Die Wahl fand in einer Phase wachsender Unzufriedenheit innerhalb der Partei statt. Von 208 Mitgliedern gaben nur 196 ihre Stimme ab – das bedeutet, dass jeder Fünfte Spahn überhaupt nicht unterstützte. Seine Führung stand in der Kritik, unter anderem wegen wiederholter Fehltritte: etwa dem gescheiterten ersten Anlauf zur Kanzlerkandidatenaufstellung und der Absage zentraler Richterernennungen.
Auch Spahns Vergangenheit als Gesundheitsminister wurde erneut zum Streitpunkt. Ihm wurden bereits früher leichtsinnige Maskendeals vorgeworfen, die die Steuerzahler fast sechs Milliarden Euro kosteten. Trotz dieser Vorwürfe votierten viele weiterhin für ihn – ein Zeichen für die tiefere Verunsicherung in der Partei, weniger für starkes Vertrauen in seine Person.
Das Ergebnis wird auch als Signal an Bundeskanzler und CDU-Chef Friedrich Merz gewertet und könnte Fragen nach dessen eigener Position aufwerfen. Die aktuellen Probleme der Partei verschärfen sich durch schlechte Umfragewerte: Die CDU liegt mittlerweile hinter der rechtspopulistischen AfD. Viele Mitglieder sind frustriert über das Fehlen mutiger Reformen, was den Druck auf die Führung weiter erhöht.

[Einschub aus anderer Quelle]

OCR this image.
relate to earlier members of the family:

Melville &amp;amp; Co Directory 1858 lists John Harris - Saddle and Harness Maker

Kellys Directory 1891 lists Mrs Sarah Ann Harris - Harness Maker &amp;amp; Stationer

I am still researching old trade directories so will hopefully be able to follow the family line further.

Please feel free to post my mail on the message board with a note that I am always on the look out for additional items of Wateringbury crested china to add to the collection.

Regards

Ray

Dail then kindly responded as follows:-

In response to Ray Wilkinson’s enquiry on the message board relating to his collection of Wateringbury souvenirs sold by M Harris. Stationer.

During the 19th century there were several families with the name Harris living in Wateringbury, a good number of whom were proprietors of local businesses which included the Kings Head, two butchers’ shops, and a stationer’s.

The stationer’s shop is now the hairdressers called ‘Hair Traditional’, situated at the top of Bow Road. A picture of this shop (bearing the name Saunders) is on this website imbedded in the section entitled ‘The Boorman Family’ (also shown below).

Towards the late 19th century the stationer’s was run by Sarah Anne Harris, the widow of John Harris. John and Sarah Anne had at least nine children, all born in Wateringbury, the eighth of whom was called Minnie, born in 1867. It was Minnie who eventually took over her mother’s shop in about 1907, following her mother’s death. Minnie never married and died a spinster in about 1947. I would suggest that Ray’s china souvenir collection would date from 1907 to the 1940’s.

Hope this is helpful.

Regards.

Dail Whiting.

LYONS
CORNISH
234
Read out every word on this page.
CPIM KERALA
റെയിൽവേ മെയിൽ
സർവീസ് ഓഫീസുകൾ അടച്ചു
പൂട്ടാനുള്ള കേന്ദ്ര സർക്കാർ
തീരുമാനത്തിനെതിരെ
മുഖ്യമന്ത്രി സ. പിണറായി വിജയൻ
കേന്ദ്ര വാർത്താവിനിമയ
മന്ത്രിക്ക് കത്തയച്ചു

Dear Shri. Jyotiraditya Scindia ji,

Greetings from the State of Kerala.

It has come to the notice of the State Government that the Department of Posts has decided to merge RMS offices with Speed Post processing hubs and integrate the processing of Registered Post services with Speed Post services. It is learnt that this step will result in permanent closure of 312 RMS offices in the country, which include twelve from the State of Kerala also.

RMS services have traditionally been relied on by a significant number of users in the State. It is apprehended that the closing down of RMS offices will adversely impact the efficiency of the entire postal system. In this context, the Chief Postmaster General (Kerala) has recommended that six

Spahn erreichte zwar 86,5 Prozent der Stimmen, doch der Rückgang an Unterstützung unterstreicht die inneren Spannungen. Nun steht die Partei vor der Herausforderung, die Unzufriedenheit zu kanalisieren und gleichzeitig in den Umfragen aufzuholen. Das Ergebnis könnte zudem die Debatte über den Kurs der CDU unter Merz prägen.